Le 1er mai 2016, manifestation contre Donald Trump, qui n'est encore que le candidat à la présidentielle.

Le politologue Jean-Yves Camus, présent aux États-Unis pendant la campagne, a été un observateur privilégié de la présidentielle. Alors que Marine Le Pen considère que l'élection de Donald Trump rend inéluctable sa victoire en 2017, Camus relativise l'impact du scrutin américain sur la présidentielle française, mais admet tout de même des similitudes entre les thèmes de campagne. Le Point.fr : Quelles sont les conséquences de l'élection de Donald Trump sur la vie politique française et la dynamique du Front national ?

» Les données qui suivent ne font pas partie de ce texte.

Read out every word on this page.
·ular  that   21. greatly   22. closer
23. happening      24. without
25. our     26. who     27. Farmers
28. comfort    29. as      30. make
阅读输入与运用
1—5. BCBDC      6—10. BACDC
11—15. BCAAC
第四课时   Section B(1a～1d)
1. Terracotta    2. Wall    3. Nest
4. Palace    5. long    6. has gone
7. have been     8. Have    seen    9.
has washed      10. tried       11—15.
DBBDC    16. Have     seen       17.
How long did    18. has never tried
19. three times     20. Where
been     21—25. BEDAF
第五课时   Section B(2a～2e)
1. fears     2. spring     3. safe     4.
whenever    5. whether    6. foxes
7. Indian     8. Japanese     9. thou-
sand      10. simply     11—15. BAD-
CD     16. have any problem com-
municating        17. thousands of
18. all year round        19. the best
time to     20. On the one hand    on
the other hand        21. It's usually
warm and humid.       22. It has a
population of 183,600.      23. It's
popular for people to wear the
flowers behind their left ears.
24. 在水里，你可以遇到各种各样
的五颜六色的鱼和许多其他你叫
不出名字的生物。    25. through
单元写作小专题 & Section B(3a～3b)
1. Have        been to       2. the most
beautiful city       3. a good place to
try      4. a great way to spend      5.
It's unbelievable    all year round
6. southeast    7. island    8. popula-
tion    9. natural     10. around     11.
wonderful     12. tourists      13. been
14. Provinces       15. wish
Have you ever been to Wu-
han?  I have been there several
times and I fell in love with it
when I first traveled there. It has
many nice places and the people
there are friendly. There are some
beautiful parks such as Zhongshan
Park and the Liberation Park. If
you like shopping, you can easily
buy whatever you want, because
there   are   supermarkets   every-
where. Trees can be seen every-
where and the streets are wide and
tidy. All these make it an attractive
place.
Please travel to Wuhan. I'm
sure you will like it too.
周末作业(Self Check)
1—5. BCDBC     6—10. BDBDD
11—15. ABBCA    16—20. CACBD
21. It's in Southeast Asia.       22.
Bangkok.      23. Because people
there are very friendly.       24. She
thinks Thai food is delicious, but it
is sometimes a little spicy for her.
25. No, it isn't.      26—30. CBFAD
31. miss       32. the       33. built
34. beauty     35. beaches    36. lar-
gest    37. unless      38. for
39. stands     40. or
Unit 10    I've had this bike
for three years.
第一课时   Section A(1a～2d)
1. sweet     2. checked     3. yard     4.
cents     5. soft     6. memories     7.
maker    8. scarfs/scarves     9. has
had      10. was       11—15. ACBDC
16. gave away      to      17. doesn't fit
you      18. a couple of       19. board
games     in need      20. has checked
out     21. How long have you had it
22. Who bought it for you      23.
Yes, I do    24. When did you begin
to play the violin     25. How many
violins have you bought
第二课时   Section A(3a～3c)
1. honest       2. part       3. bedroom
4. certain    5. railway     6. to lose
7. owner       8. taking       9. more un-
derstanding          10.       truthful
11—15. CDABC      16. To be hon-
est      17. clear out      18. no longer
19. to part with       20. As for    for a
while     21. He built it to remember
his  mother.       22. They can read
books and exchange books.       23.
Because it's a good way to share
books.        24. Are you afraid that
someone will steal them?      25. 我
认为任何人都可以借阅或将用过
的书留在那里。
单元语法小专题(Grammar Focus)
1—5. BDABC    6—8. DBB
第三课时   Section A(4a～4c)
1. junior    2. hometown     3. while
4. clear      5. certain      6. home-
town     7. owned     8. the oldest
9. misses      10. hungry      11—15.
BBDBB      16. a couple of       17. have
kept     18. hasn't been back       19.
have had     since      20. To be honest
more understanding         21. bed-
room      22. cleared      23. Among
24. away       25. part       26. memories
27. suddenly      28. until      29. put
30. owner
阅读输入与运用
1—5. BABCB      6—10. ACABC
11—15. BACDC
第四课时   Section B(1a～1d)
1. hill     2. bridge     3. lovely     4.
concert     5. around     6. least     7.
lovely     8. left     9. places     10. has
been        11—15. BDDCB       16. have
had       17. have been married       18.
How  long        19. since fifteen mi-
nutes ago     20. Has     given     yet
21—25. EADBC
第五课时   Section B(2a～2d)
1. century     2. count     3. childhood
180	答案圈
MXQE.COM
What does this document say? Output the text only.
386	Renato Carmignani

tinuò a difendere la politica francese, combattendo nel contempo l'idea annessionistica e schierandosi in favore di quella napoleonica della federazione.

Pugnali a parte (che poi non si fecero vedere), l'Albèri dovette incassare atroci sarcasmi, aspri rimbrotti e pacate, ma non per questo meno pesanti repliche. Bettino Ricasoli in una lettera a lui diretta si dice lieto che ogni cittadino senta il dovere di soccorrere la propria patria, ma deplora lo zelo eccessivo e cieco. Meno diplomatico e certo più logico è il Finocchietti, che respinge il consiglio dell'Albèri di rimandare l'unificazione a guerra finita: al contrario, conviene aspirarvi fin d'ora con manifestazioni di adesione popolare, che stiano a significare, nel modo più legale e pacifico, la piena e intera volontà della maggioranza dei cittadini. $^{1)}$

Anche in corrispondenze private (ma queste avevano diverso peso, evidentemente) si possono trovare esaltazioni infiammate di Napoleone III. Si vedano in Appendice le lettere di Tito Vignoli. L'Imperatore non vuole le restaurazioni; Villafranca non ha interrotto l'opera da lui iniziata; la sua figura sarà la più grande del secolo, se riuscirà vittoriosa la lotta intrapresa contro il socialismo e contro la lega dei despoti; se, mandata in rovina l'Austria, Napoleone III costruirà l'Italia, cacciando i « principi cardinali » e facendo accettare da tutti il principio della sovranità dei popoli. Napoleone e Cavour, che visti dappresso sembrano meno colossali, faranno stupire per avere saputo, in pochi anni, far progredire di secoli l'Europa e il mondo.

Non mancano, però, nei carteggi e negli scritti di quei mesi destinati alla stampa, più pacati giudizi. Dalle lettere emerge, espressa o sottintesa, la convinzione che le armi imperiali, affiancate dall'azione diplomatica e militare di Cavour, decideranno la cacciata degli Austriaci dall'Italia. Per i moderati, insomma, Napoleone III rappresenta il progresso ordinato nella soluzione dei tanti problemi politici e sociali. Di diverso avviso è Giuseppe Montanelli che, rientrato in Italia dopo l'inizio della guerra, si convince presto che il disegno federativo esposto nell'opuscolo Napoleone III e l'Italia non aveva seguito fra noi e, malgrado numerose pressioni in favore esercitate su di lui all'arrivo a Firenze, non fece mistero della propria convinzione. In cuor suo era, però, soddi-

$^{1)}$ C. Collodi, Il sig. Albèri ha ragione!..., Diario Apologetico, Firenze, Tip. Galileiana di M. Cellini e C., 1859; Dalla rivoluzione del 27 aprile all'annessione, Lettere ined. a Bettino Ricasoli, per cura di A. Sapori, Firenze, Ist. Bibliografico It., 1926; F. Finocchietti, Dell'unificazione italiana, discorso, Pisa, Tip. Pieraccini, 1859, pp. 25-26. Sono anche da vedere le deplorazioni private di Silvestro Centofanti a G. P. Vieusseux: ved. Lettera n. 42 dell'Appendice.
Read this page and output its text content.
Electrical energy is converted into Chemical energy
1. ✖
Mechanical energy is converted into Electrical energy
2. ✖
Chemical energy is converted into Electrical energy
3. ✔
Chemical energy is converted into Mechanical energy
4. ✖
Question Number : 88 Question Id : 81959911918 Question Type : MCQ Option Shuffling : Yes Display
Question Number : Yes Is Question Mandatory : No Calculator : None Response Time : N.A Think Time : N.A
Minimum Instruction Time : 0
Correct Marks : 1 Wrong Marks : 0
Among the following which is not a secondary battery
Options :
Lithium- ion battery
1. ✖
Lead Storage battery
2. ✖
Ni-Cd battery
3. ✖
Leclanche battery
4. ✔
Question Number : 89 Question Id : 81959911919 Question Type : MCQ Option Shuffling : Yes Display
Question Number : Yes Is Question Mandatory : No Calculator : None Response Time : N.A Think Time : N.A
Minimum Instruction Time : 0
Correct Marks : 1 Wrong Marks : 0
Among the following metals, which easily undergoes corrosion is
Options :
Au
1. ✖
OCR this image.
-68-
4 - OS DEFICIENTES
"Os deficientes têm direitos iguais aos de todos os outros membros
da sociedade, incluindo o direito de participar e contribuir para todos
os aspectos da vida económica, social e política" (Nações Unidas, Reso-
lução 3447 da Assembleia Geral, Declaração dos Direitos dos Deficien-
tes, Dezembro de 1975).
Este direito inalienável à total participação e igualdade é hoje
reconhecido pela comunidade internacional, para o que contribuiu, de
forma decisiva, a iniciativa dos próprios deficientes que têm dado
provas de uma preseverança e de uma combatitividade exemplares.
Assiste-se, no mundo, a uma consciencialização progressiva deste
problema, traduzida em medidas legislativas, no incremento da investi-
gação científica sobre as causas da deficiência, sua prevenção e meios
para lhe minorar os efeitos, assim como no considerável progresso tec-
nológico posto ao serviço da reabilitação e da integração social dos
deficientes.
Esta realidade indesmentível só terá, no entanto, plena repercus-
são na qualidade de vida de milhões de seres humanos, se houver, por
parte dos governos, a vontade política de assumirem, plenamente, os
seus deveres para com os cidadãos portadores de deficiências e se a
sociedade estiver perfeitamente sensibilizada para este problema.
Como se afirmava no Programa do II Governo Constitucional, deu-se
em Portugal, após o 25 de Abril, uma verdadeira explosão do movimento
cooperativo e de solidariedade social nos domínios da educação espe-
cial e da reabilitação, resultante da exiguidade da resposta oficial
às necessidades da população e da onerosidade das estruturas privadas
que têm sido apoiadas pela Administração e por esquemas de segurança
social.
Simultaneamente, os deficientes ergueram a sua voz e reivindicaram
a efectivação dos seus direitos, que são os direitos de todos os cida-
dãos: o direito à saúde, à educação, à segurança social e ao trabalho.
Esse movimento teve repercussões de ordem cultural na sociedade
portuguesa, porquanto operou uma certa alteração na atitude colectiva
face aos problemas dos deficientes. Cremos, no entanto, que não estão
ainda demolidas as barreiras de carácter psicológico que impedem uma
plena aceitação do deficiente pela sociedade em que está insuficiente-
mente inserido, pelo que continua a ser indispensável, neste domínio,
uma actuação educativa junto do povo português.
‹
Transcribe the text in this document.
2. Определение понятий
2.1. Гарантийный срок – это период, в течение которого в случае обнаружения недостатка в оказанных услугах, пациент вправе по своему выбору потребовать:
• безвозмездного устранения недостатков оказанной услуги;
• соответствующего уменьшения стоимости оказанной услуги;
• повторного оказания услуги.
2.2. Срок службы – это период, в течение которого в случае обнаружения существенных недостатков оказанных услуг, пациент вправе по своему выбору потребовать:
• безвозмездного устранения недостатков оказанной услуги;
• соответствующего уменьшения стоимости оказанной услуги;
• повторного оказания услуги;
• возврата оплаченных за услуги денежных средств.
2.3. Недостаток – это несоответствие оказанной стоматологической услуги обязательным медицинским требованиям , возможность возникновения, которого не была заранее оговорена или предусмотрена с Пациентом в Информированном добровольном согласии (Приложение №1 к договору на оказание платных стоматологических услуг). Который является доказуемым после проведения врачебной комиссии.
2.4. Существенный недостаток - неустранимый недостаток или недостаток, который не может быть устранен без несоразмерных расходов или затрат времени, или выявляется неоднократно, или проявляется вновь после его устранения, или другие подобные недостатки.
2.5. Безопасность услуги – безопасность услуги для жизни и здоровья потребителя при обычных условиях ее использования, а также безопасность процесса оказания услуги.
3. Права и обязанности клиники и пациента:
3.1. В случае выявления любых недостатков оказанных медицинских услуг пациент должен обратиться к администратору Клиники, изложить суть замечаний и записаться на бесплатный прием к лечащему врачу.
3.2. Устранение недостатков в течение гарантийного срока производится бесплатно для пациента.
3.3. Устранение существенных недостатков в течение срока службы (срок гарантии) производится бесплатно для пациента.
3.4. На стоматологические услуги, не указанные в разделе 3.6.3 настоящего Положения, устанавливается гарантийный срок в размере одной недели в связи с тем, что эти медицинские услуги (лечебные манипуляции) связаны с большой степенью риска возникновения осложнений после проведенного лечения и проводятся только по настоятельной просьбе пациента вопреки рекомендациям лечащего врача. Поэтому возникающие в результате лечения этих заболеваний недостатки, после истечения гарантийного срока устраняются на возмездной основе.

Jean-Yves Camus : Les conséquences sur le vote en France sont très difficiles à mesurer en raison d'une part de la constante selon laquelle la politique étrangère n'est pas une préoccupation majeure des électeurs, et d'autre part des énormes différences de système politique puisque nous avons deux tours, pas de grands électeurs et davantage de candidats, entre autres. La règle scientifique est de ne pas extrapoler d'un type de scrutin à un autre, encore moins d'un pays à l'autre. Cela étant, la victoire de Donald Trump permet au FN d'expliquer que son discours est finalement dédiabolisé, puisqu'aux États-Unis le candidat investi par un des deux grands partis utilise une rhétorique et des thèmes semblables et parvient à l'emporter.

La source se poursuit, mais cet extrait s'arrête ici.